After the meeting, I examined the list of all the opinions issued by the state’s eight-year-old Open Meetings Commission. Among the 33 opinions, 15 of the originating complaints had something to do with an executive session. That’s yet another signal of the issue’s need for attention.

So, I think it’s safe to predict our task force will seek some changes to the executive session law. If you’re worried about a bunch of media types “pushing their agenda,” take a deep breath. The task force has 33 members, and only nine of them are working journalists or official representatives of the news industry. Whatever reforms are proposed, they’ll be the product of consensus among people from journalism, government and the private sector.

Currently, the open-meetings law provides five reasons for which state and local government bodies may close a meeting. I won’t bore you with all of them here (they’re listed in South Dakota Codified Law 1-25-2, if you want to bore yourself), but I will highlight what I consider to be the most problematic one. That’s the section allowing executive sessions for “consulting with legal counsel or reviewing communications from legal counsel about proposed or pending litigation or contractual matters.”

I see two main problems with that language:

1) If “consulting with legal counsel” is read as a standalone phrase, it could be construed to mean government bodies can discuss anything in executive session as long as their lawyer is in the room.

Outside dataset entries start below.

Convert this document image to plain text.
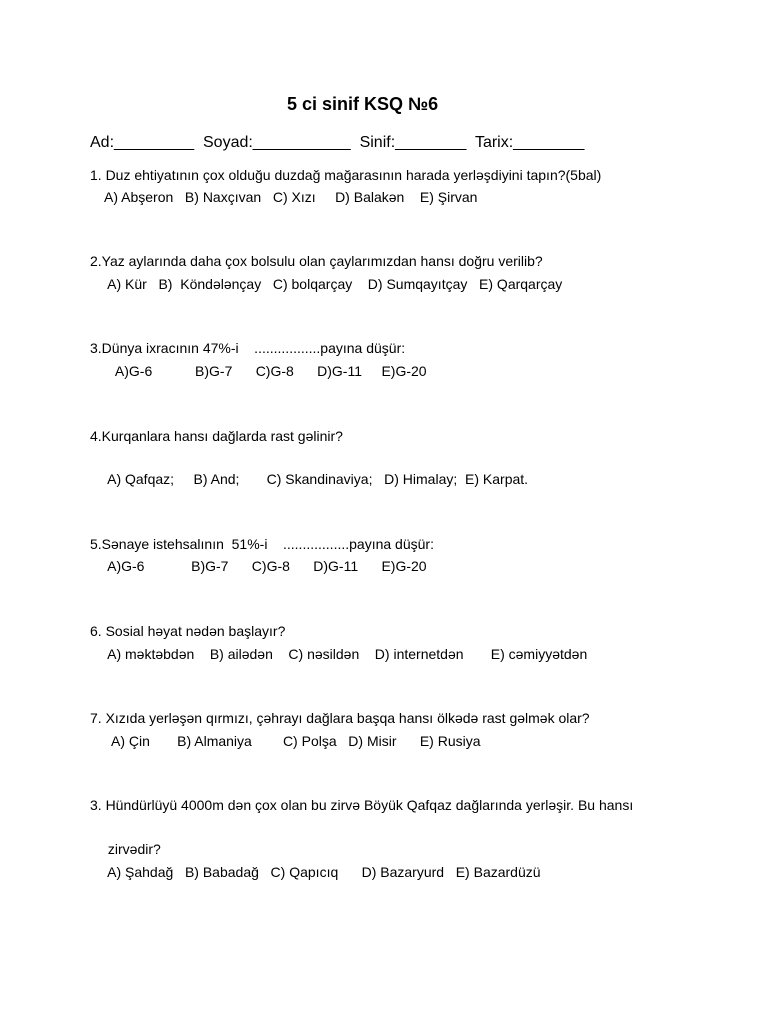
5 ci sinif KSQ №6
Ad:_________  Soyad:___________  Sinif:________  Tarix:________
1. Duz ehtiyatının çox olduğu duzdağ mağarasının harada yerləşdiyini tapın?(5bal)
A) Abşeron   B) Naxçıvan   C) Xızı     D) Balakən    E) Şirvan
2.Yaz aylarında daha çox bolsulu olan çaylarımızdan hansı doğru verilib?
A) Kür   B)  Köndələnçay   C) bolqarçay    D) Sumqayıtçay   E) Qarqarçay
3.Dünya ixracının 47%-i    .................payına düşür:
A)G-6           B)G-7      C)G-8      D)G-11     E)G-20
4.Kurqanlara hansı dağlarda rast gəlinir?
A) Qafqaz;     B) And;       C) Skandinaviya;   D) Himalay;  E) Karpat.
5.Sənaye istehsalının  51%-i    .................payına düşür:
A)G-6            B)G-7      C)G-8      D)G-11      E)G-20
6. Sosial həyat nədən başlayır?
A) məktəbdən    B) ailədən    C) nəsildən    D) internetdən       E) cəmiyyətdən
7. Xızıda yerləşən qırmızı, çəhrayı dağlara başqa hansı ölkədə rast gəlmək olar?
A) Çin       B) Almaniya        C) Polşa   D) Misir      E) Rusiya
3. Hündürlüyü 4000m dən çox olan bu zirvə Böyük Qafqaz dağlarında yerləşir. Bu hansı
zirvədir?
A) Şahdağ   B) Babadağ   C) Qapıcıq      D) Bazaryurd   E) Bazardüzü
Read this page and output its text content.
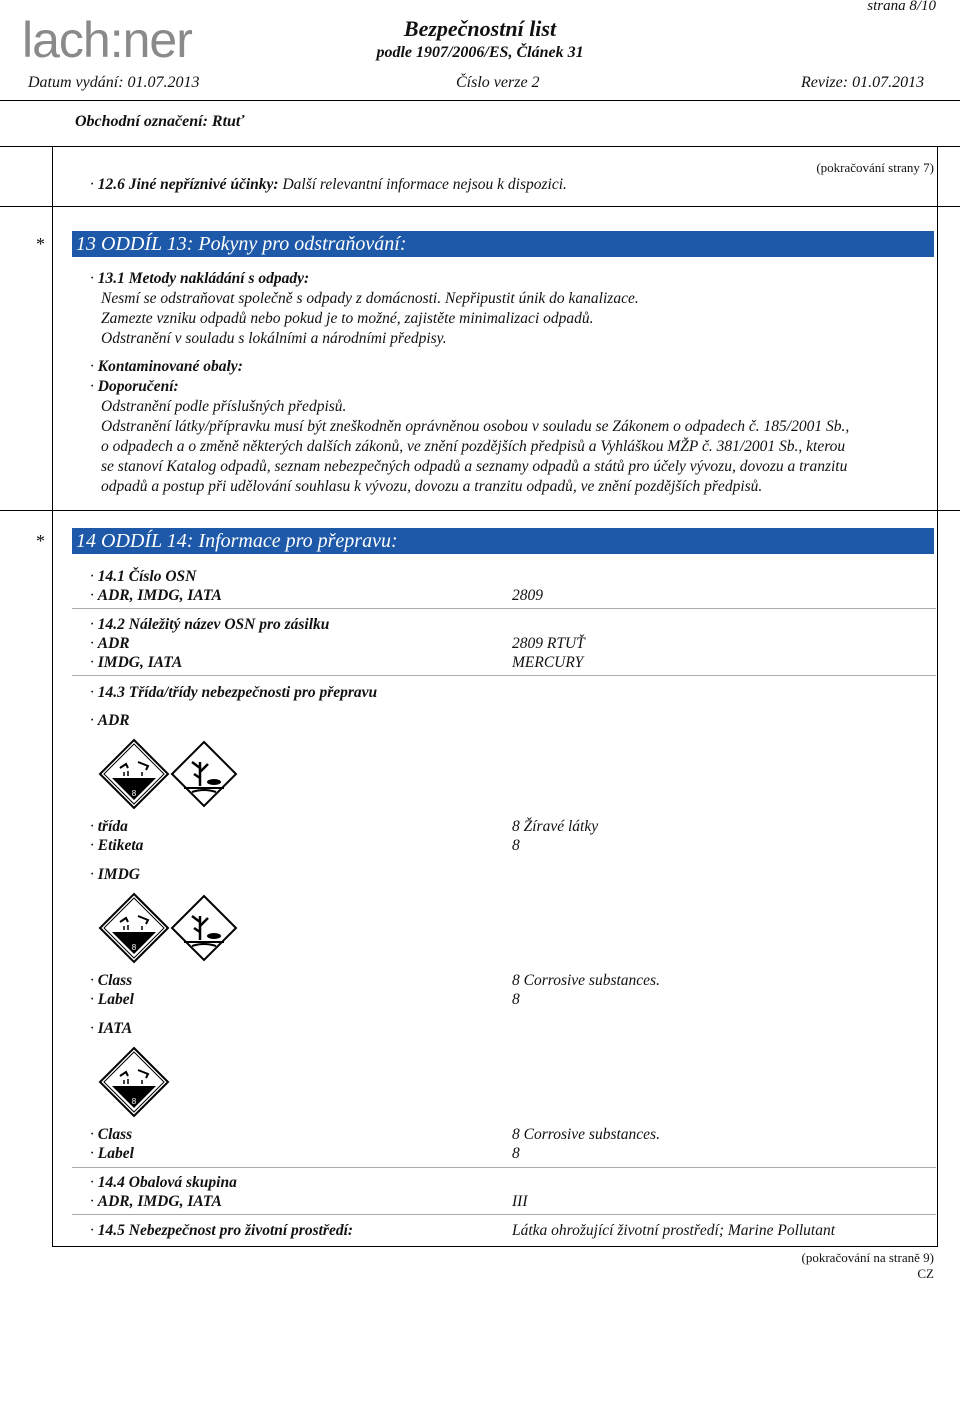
lach:ner
strana 8/10
Bezpečnostní list
podle 1907/2006/ES, Článek 31
Datum vydání: 01.07.2013	Číslo verze 2	Revize: 01.07.2013
Obchodní označení: Rtuť
(pokračování strany 7)
· 12.6 Jiné nepříznivé účinky: Další relevantní informace nejsou k dispozici.
* 13 ODDÍL 13: Pokyny pro odstraňování:
· 13.1 Metody nakládání s odpady:
Nesmí se odstraňovat společně s odpady z domácnosti. Nepřipustit únik do kanalizace.
Zamezte vzniku odpadů nebo pokud je to možné, zajistěte minimalizaci odpadů.
Odstranění v souladu s lokálními a národními předpisy.
· Kontaminované obaly:
· Doporučení:
Odstranění podle příslušných předpisů.
Odstranění látky/přípravku musí být zneškodněn oprávněnou osobou v souladu se Zákonem o odpadech č. 185/2001 Sb.,
o odpadech a o změně některých dalších zákonů, ve znění pozdějších předpisů a Vyhláškou MŽP č. 381/2001 Sb., kterou
se stanoví Katalog odpadů, seznam nebezpečných odpadů a seznamy odpadů a států pro účely vývozu, dovozu a tranzitu
odpadů a postup při udělování souhlasu k vývozu, dovozu a tranzitu odpadů, ve znění pozdějších předpisů.
* 14 ODDÍL 14: Informace pro přepravu:
· 14.1 Číslo OSN
· ADR, IMDG, IATA	2809
· 14.2 Náležitý název OSN pro zásilku
· ADR	2809 RTUŤ
· IMDG, IATA	MERCURY
· 14.3 Třída/třídy nebezpečnosti pro přepravu
· ADR
8
· třída	8 Žíravé látky
· Etiketa	8
· IMDG
8
· Class	8 Corrosive substances.
· Label	8
· IATA
8
· Class	8 Corrosive substances.
· Label	8
· 14.4 Obalová skupina
· ADR, IMDG, IATA	III
· 14.5 Nebezpečnost pro životní prostředí:	Látka ohrožující životní prostředí; Marine Pollutant
(pokračování na straně 9)
CZ
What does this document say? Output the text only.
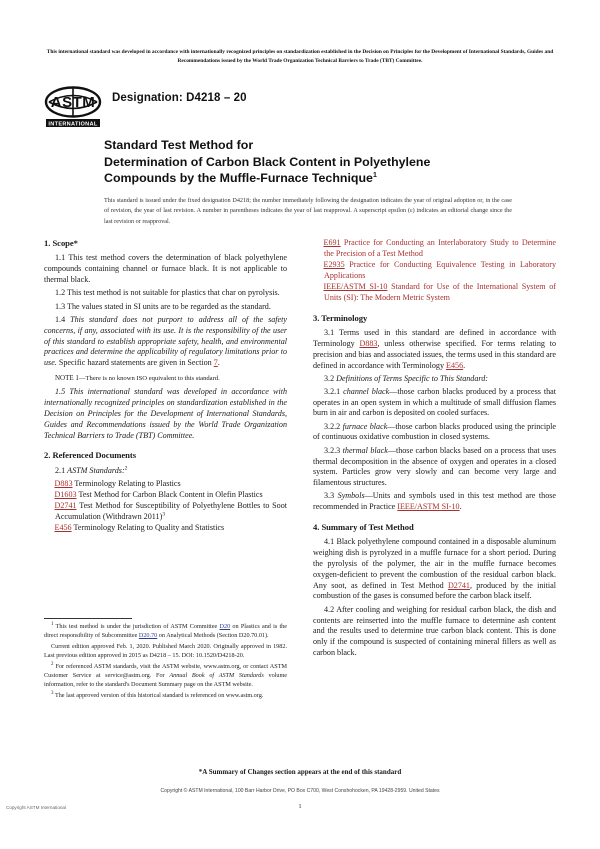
This international standard was developed in accordance with internationally recognized principles on standardization established in the Decision on Principles for the Development of International Standards, Guides and Recommendations issued by the World Trade Organization Technical Barriers to Trade (TBT) Committee.
ASTM
INTERNATIONAL
Designation: D4218 – 20
Standard Test Method for
Determination of Carbon Black Content in Polyethylene
Compounds by the Muffle-Furnace Technique$^1$
This standard is issued under the fixed designation D4218; the number immediately following the designation indicates the year of original adoption or, in the case of revision, the year of last revision. A number in parentheses indicates the year of last reapproval. A superscript epsilon (ε) indicates an editorial change since the last revision or reapproval.
1. Scope*

1.1 This test method covers the determination of black polyethylene compounds containing channel or furnace black. It is not applicable to thermal black.

1.2 This test method is not suitable for plastics that char on pyrolysis.

1.3 The values stated in SI units are to be regarded as the standard.

1.4 This standard does not purport to address all of the safety concerns, if any, associated with its use. It is the responsibility of the user of this standard to establish appropriate safety, health, and environmental practices and determine the applicability of regulatory limitations prior to use. Specific hazard statements are given in Section 7.

NOTE 1—There is no known ISO equivalent to this standard.

1.5 This international standard was developed in accordance with internationally recognized principles on standardization established in the Decision on Principles for the Development of International Standards, Guides and Recommendations issued by the World Trade Organization Technical Barriers to Trade (TBT) Committee.

2. Referenced Documents

2.1 ASTM Standards:$^2$

D883 Terminology Relating to Plastics

D1603 Test Method for Carbon Black Content in Olefin Plastics

D2741 Test Method for Susceptibility of Polyethylene Bottles to Soot Accumulation (Withdrawn 2011)$^3$

E456 Terminology Relating to Quality and Statistics

E691 Practice for Conducting an Interlaboratory Study to Determine the Precision of a Test Method

E2935 Practice for Conducting Equivalence Testing in Laboratory Applications

IEEE/ASTM SI-10 Standard for Use of the International System of Units (SI): The Modern Metric System

3. Terminology

3.1 Terms used in this standard are defined in accordance with Terminology D883, unless otherwise specified. For terms relating to precision and bias and associated issues, the terms used in this standard are defined in accordance with Terminology E456.

3.2 Definitions of Terms Specific to This Standard:

3.2.1 channel black—those carbon blacks produced by a process that operates in an open system in which a multitude of small diffusion flames burn in air and carbon is deposited on cooled surfaces.

3.2.2 furnace black—those carbon blacks produced using the principle of continuous oxidative combustion in closed systems.

3.2.3 thermal black—those carbon blacks based on a process that uses thermal decomposition in the absence of oxygen and operates in a closed system. Particles grow very slowly and can become very large and filamentous structures.

3.3 Symbols—Units and symbols used in this test method are those recommended in Practice IEEE/ASTM SI-10.

4. Summary of Test Method

4.1 Black polyethylene compound contained in a disposable aluminum weighing dish is pyrolyzed in a muffle furnace for a short period. During the pyrolysis of the polymer, the air in the muffle furnace becomes oxygen-deficient to prevent the combustion of the residual carbon black. Any soot, as defined in Test Method D2741, produced by the initial combustion of the gases is consumed before the carbon black itself.

4.2 After cooling and weighing for residual carbon black, the dish and contents are reinserted into the muffle furnace to determine ash content and the results used to determine true carbon black content. This is done only if the compound is suspected of containing mineral fillers as well as carbon black.

$^1$ This test method is under the jurisdiction of ASTM Committee D20 on Plastics and is the direct responsibility of Subcommittee D20.70 on Analytical Methods (Section D20.70.01).

Current edition approved Feb. 1, 2020. Published March 2020. Originally approved in 1982. Last previous edition approved in 2015 as D4218 – 15. DOI: 10.1520/D4218-20.

$^2$ For referenced ASTM standards, visit the ASTM website, www.astm.org, or contact ASTM Customer Service at service@astm.org. For Annual Book of ASTM Standards volume information, refer to the standard's Document Summary page on the ASTM website.

$^3$ The last approved version of this historical standard is referenced on www.astm.org.

*A Summary of Changes section appears at the end of this standard
Copyright © ASTM International, 100 Barr Harbor Drive, PO Box C700, West Conshohocken, PA 19428-2959. United States
Copyright ASTM International	1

2) What is “proposed” litigation? There is no definition in the law. Is it something that has been filed in court, or just a lawsuit that has been threatened or dreamed up in a lawyer’s mind? The answer is important, because if the broadest interpretation is allowed to stand, anything and everything could be “proposed” litigation, and no topic would be offlimits in a closed meeting. In other words, township boards, city councils, school boards and county commissions could discuss anything they want behind closed doors, simply by identifying the topic as something that could potentially spark a lawsuit. And as we all know, anything can spark a lawsuit.

I therefore hope our task force will add some clarifying and defining language to close these and other loopholes. I’m not proposing the elimination of executive sessions; sometimes, they’re needed. I’m just trying to limit executive sessions to only those that are absolutely appropriate, because it’s no trivial thing to close a public meeting. It should be done with care and concern, and the law should be explicitly clear about the kinds of topics government officials are allowed to discuss behind closed doors.

The public’s right to know demands nothing less, and I’m proud to have that as my agenda.